Evaluating partially give input 1


In [44]:
g(2)

Evaluating fully after getting input 2


3

`@currythis` is just syntactic sugar for `currythis(func1)`
<br> The `@` operator defines a decorator

In [45]:
@currythis
def func1(x, y):
    print(f'Sum {x + y}')
    return x + y


def test_curry(f, x, y):
    f1 = f(x)
    assert f1(y) == x + y

Going in


In [46]:
test_curry(func1, 3, 5) #If you provide the second argument now - the function is fully evaluated

Evaluating partially give input 3
Evaluating fully after getting input 5
Sum 8


In [47]:
#Try giving all the arguments to func1 now, 
func1(a = 3, b = 5) #Why doesnt this work?

TypeError: f1() got an unexpected keyword argument 'b'

In [48]:
import functools
def currythis(my_function):
    print('Going in')
    def new_func(*args, **kwargs):
        try:
            return my_function(*args, **kwargs)
        except TypeError:
            print('Not all arguments given')
            return functools.partial(new_func, *args, **kwargs)
    return new_func

In [55]:
@currythis
def func1(a, b, c):
    print(f'Sum {a+b+c}')
    return a + b + c

Going in


In [58]:
f = func1(b = 1, c = 2)
f

Not all arguments given


functools.partial(<function currythis.<locals>.new_func at 0x10fbf0158>, b=1, c=2)

In [57]:
f(3)

Sum 6


6

`tz.curry` works in a similar manner

In [1]:
from toolz import curry
@curry
def func1(a, b, c):
    print(f'Sum {a+b+c}')
    return a + b + c

In [2]:
f = func1(b = 1, c = 2)

In [3]:
f(3)

Sum 6


6

### In our pipeline:
- functions can be defined as `func1(sequence, *args, **kwargs)`. The @curry decorator converts them into a curried function.

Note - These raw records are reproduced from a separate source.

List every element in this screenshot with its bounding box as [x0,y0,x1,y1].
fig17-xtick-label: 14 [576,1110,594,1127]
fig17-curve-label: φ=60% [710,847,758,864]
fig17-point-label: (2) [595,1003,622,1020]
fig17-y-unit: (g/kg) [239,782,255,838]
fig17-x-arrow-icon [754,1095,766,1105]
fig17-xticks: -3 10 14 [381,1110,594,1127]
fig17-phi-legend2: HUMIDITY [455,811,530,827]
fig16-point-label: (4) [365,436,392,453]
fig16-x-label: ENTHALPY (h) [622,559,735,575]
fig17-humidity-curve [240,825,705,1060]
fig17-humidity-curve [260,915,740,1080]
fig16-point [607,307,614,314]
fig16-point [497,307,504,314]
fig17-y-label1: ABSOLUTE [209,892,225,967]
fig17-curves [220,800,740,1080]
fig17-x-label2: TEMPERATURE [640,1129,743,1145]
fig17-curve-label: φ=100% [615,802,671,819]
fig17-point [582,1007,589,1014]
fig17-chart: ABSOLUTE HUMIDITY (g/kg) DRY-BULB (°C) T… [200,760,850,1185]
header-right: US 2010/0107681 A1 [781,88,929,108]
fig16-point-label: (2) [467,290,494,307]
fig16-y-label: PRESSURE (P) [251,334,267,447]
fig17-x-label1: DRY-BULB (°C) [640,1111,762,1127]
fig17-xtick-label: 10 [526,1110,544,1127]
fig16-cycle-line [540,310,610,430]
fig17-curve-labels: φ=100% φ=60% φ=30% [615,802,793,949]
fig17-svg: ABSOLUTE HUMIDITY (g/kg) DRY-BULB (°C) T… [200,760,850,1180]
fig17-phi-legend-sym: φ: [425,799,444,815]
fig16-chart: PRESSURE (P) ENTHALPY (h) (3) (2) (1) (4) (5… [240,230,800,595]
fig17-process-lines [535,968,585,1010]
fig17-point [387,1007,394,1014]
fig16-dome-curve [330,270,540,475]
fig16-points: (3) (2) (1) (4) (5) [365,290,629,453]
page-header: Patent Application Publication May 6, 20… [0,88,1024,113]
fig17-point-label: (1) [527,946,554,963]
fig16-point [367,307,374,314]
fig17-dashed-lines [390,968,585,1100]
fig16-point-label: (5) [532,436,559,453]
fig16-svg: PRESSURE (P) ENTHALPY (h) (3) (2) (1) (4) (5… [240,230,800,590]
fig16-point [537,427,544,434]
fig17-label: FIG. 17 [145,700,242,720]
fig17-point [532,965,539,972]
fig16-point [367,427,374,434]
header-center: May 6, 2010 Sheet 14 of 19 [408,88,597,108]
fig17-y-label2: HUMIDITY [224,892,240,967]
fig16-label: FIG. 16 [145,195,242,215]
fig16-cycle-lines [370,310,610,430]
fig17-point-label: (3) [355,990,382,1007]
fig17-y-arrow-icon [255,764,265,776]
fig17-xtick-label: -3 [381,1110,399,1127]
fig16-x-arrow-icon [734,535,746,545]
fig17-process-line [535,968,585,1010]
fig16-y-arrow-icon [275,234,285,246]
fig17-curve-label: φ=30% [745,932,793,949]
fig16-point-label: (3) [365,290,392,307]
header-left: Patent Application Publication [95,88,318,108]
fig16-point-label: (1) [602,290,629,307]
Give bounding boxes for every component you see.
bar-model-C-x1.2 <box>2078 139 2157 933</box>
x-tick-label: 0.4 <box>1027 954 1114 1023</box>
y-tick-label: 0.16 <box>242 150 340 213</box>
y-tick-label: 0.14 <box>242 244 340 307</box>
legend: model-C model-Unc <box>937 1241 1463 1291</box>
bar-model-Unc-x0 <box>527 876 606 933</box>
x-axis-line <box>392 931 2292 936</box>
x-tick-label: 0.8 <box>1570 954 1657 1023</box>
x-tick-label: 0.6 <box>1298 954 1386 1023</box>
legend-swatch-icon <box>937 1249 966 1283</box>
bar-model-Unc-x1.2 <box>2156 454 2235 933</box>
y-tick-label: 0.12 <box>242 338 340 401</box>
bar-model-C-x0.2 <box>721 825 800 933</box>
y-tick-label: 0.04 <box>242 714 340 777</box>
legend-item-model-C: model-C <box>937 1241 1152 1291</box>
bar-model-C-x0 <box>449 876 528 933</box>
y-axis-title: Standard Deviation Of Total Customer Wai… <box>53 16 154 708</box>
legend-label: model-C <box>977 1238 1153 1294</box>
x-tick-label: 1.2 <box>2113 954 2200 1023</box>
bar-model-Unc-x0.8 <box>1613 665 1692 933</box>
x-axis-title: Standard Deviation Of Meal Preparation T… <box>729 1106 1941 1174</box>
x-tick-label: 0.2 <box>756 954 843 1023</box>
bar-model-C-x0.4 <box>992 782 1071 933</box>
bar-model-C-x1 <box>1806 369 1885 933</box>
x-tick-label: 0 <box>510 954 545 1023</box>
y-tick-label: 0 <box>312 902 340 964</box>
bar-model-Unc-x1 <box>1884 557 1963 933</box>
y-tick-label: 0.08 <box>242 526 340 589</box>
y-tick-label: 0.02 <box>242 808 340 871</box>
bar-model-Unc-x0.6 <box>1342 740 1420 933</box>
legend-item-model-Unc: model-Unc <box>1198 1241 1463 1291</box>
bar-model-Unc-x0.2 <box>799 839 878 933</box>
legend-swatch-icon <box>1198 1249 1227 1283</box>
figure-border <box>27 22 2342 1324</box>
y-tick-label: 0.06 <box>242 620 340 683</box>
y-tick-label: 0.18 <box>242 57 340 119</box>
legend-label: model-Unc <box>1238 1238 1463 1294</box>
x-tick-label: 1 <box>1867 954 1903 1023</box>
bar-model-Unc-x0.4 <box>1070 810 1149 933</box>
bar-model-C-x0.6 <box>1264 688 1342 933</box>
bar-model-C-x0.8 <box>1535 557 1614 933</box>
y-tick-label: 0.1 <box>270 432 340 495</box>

## Task 4: if time permits
use toolz.pipe 

### All the functions in toolz are curried

Toolz has a number of useful curried functions to help us stream. <br> All of the Toolz functions are available as curried functions in the toolz.curried namespace. And it also gives curried versions of functions like map, filter and reduce.

You can also write any function that will analyse your dataset, line by line, which can then be curried and passed on to the toolz pipeline

Reminder :
1. map - Return an iterator that applies function to every item of iterable, yielding the results
2. filter - Construct an iterator from those elements of iterable for which function returns true
3. reduce - Performing some computation on an iterator and returning the result.